Despite the latest round of surveys showing some signs of recovery, the economy in Europe remains weak, with inflation hovering above the European Central Bank's 2% target, which provides a reason for a rate cut on Thursday. "The anti-inflation process is back on track," the European Central Bank stated.
The European Central Bank added, "Domestic inflation remains high, mainly because wages and prices in certain industries are still adjusting to past inflation surges, although the adjustments have been significantly delayed. However, wage growth is slowing as expected, and profits have somewhat cushioned the impact on inflation."
Abrdn economist Felix Feather stated that the European Central Bank's statement seems to indicate that policymakers are increasingly confident about inflation returning to its target. Like last December, the European Central Bank pointed out that domestic inflation is still too high, but this time it also noted that strong wage growth is easing the upward pressure on domestic inflation. Abrdn expects the European Central Bank to cut rates three more times this year. He commented, "This view is based on weak growth prospects and our expectation that inflation will retreat to target levels and stay there."

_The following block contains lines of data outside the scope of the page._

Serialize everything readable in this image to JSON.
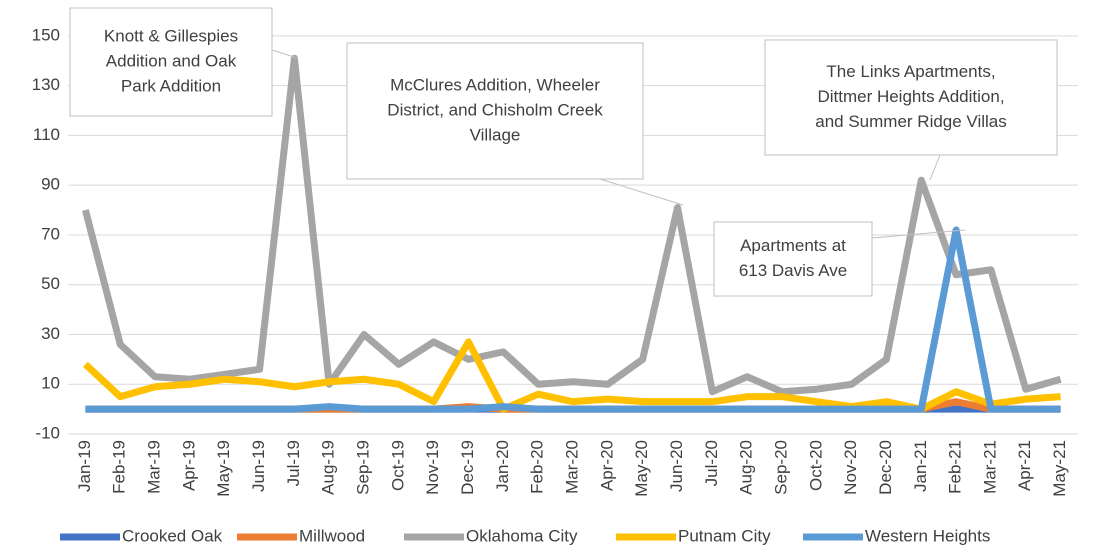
{
  "chart_data": {
    "type": "line",
    "categories": [
      "Jan-19",
      "Feb-19",
      "Mar-19",
      "Apr-19",
      "May-19",
      "Jun-19",
      "Jul-19",
      "Aug-19",
      "Sep-19",
      "Oct-19",
      "Nov-19",
      "Dec-19",
      "Jan-20",
      "Feb-20",
      "Mar-20",
      "Apr-20",
      "May-20",
      "Jun-20",
      "Jul-20",
      "Aug-20",
      "Sep-20",
      "Oct-20",
      "Nov-20",
      "Dec-20",
      "Jan-21",
      "Feb-21",
      "Mar-21",
      "Apr-21",
      "May-21"
    ],
    "series": [
      {
        "name": "Crooked Oak",
        "color": "#4472c4",
        "values": [
          0,
          0,
          0,
          0,
          0,
          0,
          0,
          0,
          0,
          0,
          0,
          0,
          0,
          0,
          0,
          0,
          0,
          0,
          0,
          0,
          0,
          0,
          0,
          0,
          0,
          0,
          0,
          0,
          0
        ]
      },
      {
        "name": "Millwood",
        "color": "#ed7d31",
        "values": [
          0,
          0,
          0,
          0,
          0,
          0,
          0,
          0,
          0,
          0,
          0,
          1,
          0,
          0,
          0,
          0,
          0,
          0,
          0,
          0,
          0,
          0,
          0,
          0,
          0,
          3,
          0,
          0,
          0
        ]
      },
      {
        "name": "Oklahoma City",
        "color": "#a5a5a5",
        "values": [
          80,
          26,
          13,
          12,
          14,
          16,
          141,
          10,
          30,
          18,
          27,
          20,
          23,
          10,
          11,
          10,
          20,
          81,
          7,
          13,
          7,
          8,
          10,
          20,
          92,
          54,
          56,
          8,
          12
        ]
      },
      {
        "name": "Putnam City",
        "color": "#ffc000",
        "values": [
          18,
          5,
          9,
          10,
          12,
          11,
          9,
          11,
          12,
          10,
          3,
          27,
          0,
          6,
          3,
          4,
          3,
          3,
          3,
          5,
          5,
          3,
          1,
          3,
          0,
          7,
          2,
          4,
          5
        ]
      },
      {
        "name": "Western Heights",
        "color": "#5b9bd5",
        "values": [
          0,
          0,
          0,
          0,
          0,
          0,
          0,
          1,
          0,
          0,
          0,
          0,
          1,
          0,
          0,
          0,
          0,
          0,
          0,
          0,
          0,
          0,
          0,
          0,
          0,
          72,
          0,
          0,
          0
        ]
      }
    ],
    "ylim": [
      -10,
      160
    ],
    "yticks": [
      -10,
      10,
      30,
      50,
      70,
      90,
      110,
      130,
      150
    ],
    "grid": true,
    "legend": "bottom",
    "annotations": [
      {
        "lines": [
          "Knott & Gillespies",
          "Addition and Oak",
          "Park Addition"
        ]
      },
      {
        "lines": [
          "McClures Addition, Wheeler",
          "District, and Chisholm Creek",
          "Village"
        ]
      },
      {
        "lines": [
          "The Links Apartments,",
          "Dittmer Heights Addition,",
          "and Summer Ridge Villas"
        ]
      },
      {
        "lines": [
          "Apartments at",
          "613 Davis Ave"
        ]
      }
    ]
  }
}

Mathieu Savary stated: "We expect there will be two to three more interest rate cuts. Wage growth will fall to 2%, unit profits are weakening, and most importantly, the USA's trade policy remains a major drag on Europe's economic activity."
Although investors currently expect the European Central Bank to continue cutting rates by 25 basis points at upcoming meetings, until rates reach around 2%, Holger Schmieding, chief economist at Berenberg Bank, said that a potential trade war could change this, as imposing a 10% tariff on all goods imported from the Eurozone by the USA could cut Eurozone economic growth by up to 0.5 percentage points within a year, triggering larger rate cuts.

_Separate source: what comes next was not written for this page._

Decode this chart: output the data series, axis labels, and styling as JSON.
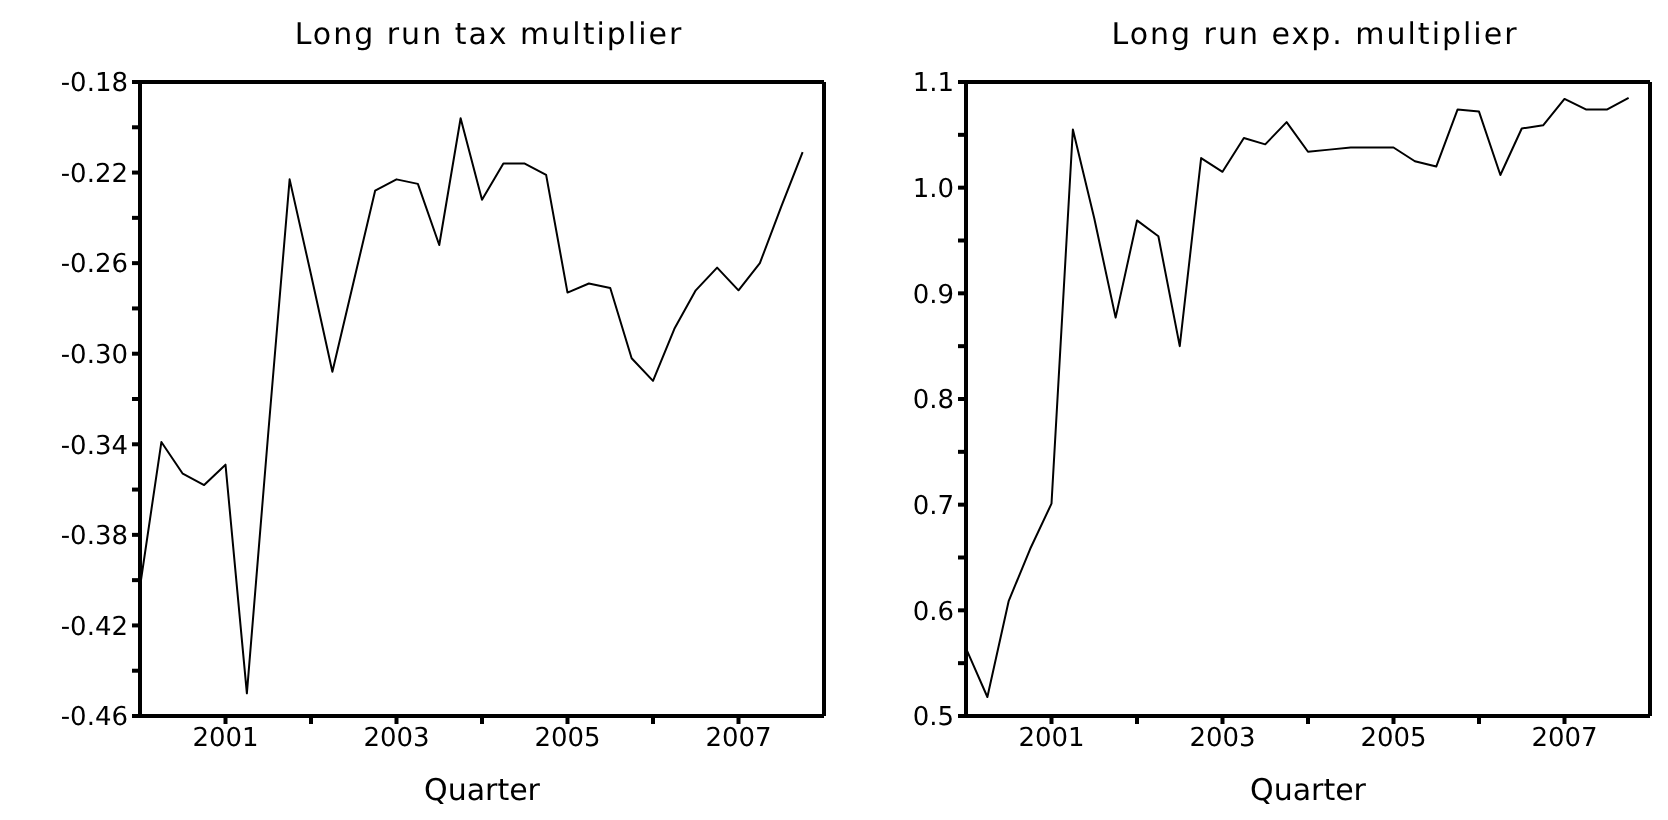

Sam Adams, an economist for the Eurozone at UBS Group Wealth Management, shares a similar view, stating, "Weak economic growth and inflation will prompt the central bank to lower the deposit rate to 1.5% later this year. If the economic outlook presents downside risks, such as potential trade conflicts with the USA under the new government, it may have to make more rate cuts than investors currently expect. On the other hand, despite widespread pessimism, the economic performance has been quite good so far."
Adams remarked, "The management committee will not rush to cut rates until it sees the data losing momentum. Given these tensions, our view is that they will take a middle path and cut rates three more times before June, at which point the deposit rate will reach 2%."
Jack Allen-Reynolds, deputy chief economist for the Eurozone at Capital Economics, stated, "The European Central Bank's decision today to lower the deposit rate from 3% to 2.75% is not surprising, and the accompanying statement indicates that, as widely expected, there will be more rate cuts. We believe that the European Central Bank's cuts will have to exceed most investors' expectations. Our view remains that weak economic growth and inflation will prompt the central bank to lower the deposit rate to 1.5% later this year."
Matthew Morgan, head of fixed income at Jupiter Asset Management, stated that just hours after the Federal Reserve kept interest rates unchanged, the European Central Bank lowered interest rates again, which first illustrates the divergence in Global monetary policy. He noted that different growth outlooks clearly justify this divergence. However, the widening interest rate gap, coupled with investor interest in American companies, highlights the excessive dependence of the global economy on the USA. The growth outlooks for Germany, France, and the United Kingdom remain weak, and political challenges mean it is difficult for Europe to see a turnaround in the short term.